Zhao uses genetic modified mice and primary neural stem cells as model systems and a combination of molecular, cellular, imaging, and behavioral techniques to investigate the molecular mechanisms that regulate postnatal neuronal development and its implication in human neurodevelopmental disorders, such as Rett Syndrome, autism, and fragile X syndrome.

Current Research 

  • Novel Method for Enhancing BDNF Protein Expression
    Although the mutation of X-linked MECP2 gene is known to cause Rett syndrome (RTT), effective therapeutic treatment for this devastating disorder is lacking. Extensive evidence has identified BDNF as a downstream effector of MeCP2. Reduced expression of BDNF protein in the brain is characteristic of RTT and enhancing BDNF can alleviate neurological symptoms associated with MeCP2 deficiency. However, an effective method for elevating BDNF protein levels in the brain is still lacking. We have found that MeCP2-deficiency leads to both up and down regulation of noncoding small RNAs (nsRNAs) in neural stem cells and neurons and some of the microRNAs are predicted to target BDNF mRNA and potentially regulate BDNF protein translation. Here, we propose a one-year pilot project to explore a novel therapeutic idea. Our hypothesis is that some MeCP2-regualted nsRNAs can modulate BDNF protein translation and manipulation of these nsRNAs may be used as therapeutic methods for treating RTT. To achieve the goal of this project, we propose the following specific aims (1) to establish in vitro screening systems for identifying nsRNAs that promote BDNF translation; (2) using these systems to identify nsRNAs and nsRNA inhibitors that can promote BDNF protein translation; and (3) to determine whether manipulation of nsRNAs can promote BDNF protein expression in the brain with MeCP2 deficiency. If this pilot project indicates positive outcome, further translational investigations will sprout from this effort, leading to potential new treatments for RTT.

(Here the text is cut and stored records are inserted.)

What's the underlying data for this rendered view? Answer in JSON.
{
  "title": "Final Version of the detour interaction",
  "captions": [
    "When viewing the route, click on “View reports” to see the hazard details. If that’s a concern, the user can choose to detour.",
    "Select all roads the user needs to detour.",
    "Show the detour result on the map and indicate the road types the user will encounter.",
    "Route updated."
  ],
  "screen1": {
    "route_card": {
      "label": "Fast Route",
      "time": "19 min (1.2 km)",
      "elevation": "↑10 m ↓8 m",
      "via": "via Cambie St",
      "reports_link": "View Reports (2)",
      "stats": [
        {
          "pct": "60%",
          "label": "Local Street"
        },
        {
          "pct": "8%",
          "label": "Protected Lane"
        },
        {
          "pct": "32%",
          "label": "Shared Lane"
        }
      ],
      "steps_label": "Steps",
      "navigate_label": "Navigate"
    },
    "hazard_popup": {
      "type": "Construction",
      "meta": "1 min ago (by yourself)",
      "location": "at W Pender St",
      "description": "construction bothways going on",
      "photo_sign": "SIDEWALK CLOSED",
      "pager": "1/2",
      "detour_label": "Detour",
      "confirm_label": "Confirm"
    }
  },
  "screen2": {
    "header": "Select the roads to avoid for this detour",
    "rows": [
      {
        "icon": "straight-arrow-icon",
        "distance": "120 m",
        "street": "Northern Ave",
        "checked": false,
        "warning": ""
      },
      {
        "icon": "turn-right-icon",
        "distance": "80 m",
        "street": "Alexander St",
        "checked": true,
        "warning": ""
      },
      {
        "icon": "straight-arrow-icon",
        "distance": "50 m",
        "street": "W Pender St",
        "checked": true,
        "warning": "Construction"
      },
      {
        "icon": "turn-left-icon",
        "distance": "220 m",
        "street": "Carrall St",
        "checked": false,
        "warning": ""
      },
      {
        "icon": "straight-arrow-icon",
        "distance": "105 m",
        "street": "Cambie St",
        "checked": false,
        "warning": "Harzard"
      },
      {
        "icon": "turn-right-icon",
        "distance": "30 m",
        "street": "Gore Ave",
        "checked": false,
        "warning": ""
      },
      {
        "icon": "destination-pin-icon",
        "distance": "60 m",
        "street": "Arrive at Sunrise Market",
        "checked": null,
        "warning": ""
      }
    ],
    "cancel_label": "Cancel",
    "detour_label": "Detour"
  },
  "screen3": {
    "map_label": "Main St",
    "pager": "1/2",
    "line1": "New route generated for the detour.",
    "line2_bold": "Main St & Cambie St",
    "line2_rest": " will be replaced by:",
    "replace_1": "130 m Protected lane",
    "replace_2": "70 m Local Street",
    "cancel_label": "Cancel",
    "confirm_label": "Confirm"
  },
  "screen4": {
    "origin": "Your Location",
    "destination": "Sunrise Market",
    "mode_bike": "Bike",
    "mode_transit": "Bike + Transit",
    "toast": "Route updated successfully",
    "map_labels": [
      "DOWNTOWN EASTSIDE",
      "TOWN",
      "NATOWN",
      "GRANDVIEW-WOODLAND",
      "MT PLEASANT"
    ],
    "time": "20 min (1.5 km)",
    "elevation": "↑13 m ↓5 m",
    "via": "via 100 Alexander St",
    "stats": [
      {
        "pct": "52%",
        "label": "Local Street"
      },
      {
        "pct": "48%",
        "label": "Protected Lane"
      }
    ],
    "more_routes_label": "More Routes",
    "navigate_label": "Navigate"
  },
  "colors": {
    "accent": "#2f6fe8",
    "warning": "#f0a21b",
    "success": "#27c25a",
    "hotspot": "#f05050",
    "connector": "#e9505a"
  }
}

  • Role of Small RNAs in Neurogenesis
    Neurogenesis is defined as generation and maturation of new neurons. Postnatal neurogenesis, a process considered important for neuroplasticity and memory, is regulated at multiple molecular levels. Deciphering these regulatory mechanisms represents a step towards understanding the development and plasticity of postnatal mammalian brains, and realizing the therapeutic potential of neural stem/progenitor cells (NSCs). Epigenetic mechanisms, including DNA methylation and histone modification, are known to play significant roles in the modulation of stem cell proliferation and differentiation. Methyl-CpG binding proteins, including MBD1 and MeCP2, are central players in epigenetic regulation, and can translate DNA methylation into gene expression changes. MBD1 deficiency has been reported in sporadic human cancers, consistent with its role in cellular growth control. Despite its ubiquitous expression pattern, we found that MBD1 deficiency in mice results largely in brain-associated phenotypes during the postnatal period, including impaired adult neurogenesis and related behavioral deficits such as defective hippocampus-dependent learning and susceptibility to anxiety and depression. Recently, MBD1 mutations were found in a subset of autistic patients and were correlated with more severe phenotypes. The precise role of MBD1 in postnatal neuronal development and molecular pathway mediating its effect is not fully clear. During the past three-year funding period, we discovered that MBD1 regulates the expression of a number of miRNAs and some of these miRNAs exhibit an important regulatory role in neurogenesis. For example, miR-184 promotes proliferation and represses differentiation of adult NSCs by repressing the expression of Numblike (Nbl), a regulator of Notch signaling. The complete picture of this regulatory network is still lacking. In addition to its role in NSC proliferation and neuronal differentiation, we discovered that MBD1 had important roles in maturation of new neurons. Some of MBD1-regulated miRNAs have been implicated in neuronal maturation. Taken together, these discoveries serve as the basis of this project which is aimed towards a better understanding of the epigenetic mechanisms controlling multiple stages of postnatal neurogenesis. We will test the hypothesis that MBD1 regulation of miRNAs and their subsequent downstream targets is critical for postnatal neurogenesis.